Citing data collected for IARC's 2008 World Cancer Report, Boyle explained to the seminar that cancer is predominantly a disease of ageing. Because populations today are living longer than ever before, a dramatic increase in chronic diseases, including cancer, is inevitable. “Without doubt a cancer epidemic is going to happen,” he warned. “But we are unprepared. Planning how to deal with it should have started 20 to 30 years ago. We're already behind and need to act now to get to grips with the crisis.”
According to Boyle, that means tackling the crisis on many fronts. “Firstly, we've got to control the risk factors,” he said. “And we've got to change people's attitudes to cancer and convince them that it's not a death sentence. We've got to implement screening for cancer where we can — cervix, breast, colorectal — and catch these cancers early. Then we've got to get the resources, the surgery, the oncology, the radiotherapy, everything in place to get the best possible outcome.”
It's a mammoth undertaking, but some measures are relatively simple. Smoking, for example, is the most preventable cause of cancer worldwide. But it is increasing in the developing world and will trigger an epidemic of tobacco-related cancers in 20 to 30 years, the amount of time it takes to impact health statistics. To save lives, current smokers should stop smoking and young people should not start the habit.
The need for a new approach
Both Ambassador Brinker and Professor Boyle praised the IAEA for creating the PACT initiative and its vision of working together with other organizations to help countries build effective, sustainable cancer control programmes. “It was a remarkable gesture by IAEA Director General Mohamed ElBaradei to devote the Nobel Peace Prize money to the development of the PACT Programme,” said Boyle.

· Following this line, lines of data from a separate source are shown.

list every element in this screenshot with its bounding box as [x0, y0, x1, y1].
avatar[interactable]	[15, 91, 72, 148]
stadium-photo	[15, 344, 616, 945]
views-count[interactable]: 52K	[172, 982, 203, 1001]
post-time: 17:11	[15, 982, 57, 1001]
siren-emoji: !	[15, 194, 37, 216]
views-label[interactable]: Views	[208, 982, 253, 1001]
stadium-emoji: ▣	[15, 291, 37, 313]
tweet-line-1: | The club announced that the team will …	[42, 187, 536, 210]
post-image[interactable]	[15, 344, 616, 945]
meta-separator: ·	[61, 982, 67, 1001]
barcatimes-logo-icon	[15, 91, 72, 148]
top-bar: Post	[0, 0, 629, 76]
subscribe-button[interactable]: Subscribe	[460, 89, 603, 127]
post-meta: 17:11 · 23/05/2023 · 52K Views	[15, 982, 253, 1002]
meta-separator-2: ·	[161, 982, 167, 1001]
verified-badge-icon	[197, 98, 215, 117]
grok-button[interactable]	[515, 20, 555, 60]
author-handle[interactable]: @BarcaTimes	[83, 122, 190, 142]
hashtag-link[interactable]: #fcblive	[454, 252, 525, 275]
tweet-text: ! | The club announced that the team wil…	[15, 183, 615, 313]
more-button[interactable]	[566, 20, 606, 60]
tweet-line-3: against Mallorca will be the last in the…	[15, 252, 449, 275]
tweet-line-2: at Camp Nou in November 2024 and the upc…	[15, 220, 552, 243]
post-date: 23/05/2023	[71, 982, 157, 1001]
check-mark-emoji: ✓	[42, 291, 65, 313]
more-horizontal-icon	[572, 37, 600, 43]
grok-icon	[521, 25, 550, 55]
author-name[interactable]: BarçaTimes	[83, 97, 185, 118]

They agreed that a new approach, new priorities and, of course, new funding, are needed to confront the global cancer crisis. Only by placing cancer on the world health agenda, working together, and removing cancer inequalities, is there hope for lasting success.
With her signature eloquence, Brinker told the seminar: “We have the duty and the ability to save millions of lives in the years to come. We can't meet this crisis by clinging to old attitudes and myths about cancer. It is by no stretch a rich country's disease. But if we fail to act, the treatments and cures for cancer will have become a rich country's luxury — and that would be an injustice we must never accept.”
For Boyle, the existing cancer disparities must be eradicated, urgently. “It's time for action rather than endless report writing and endless committee meetings,” he said.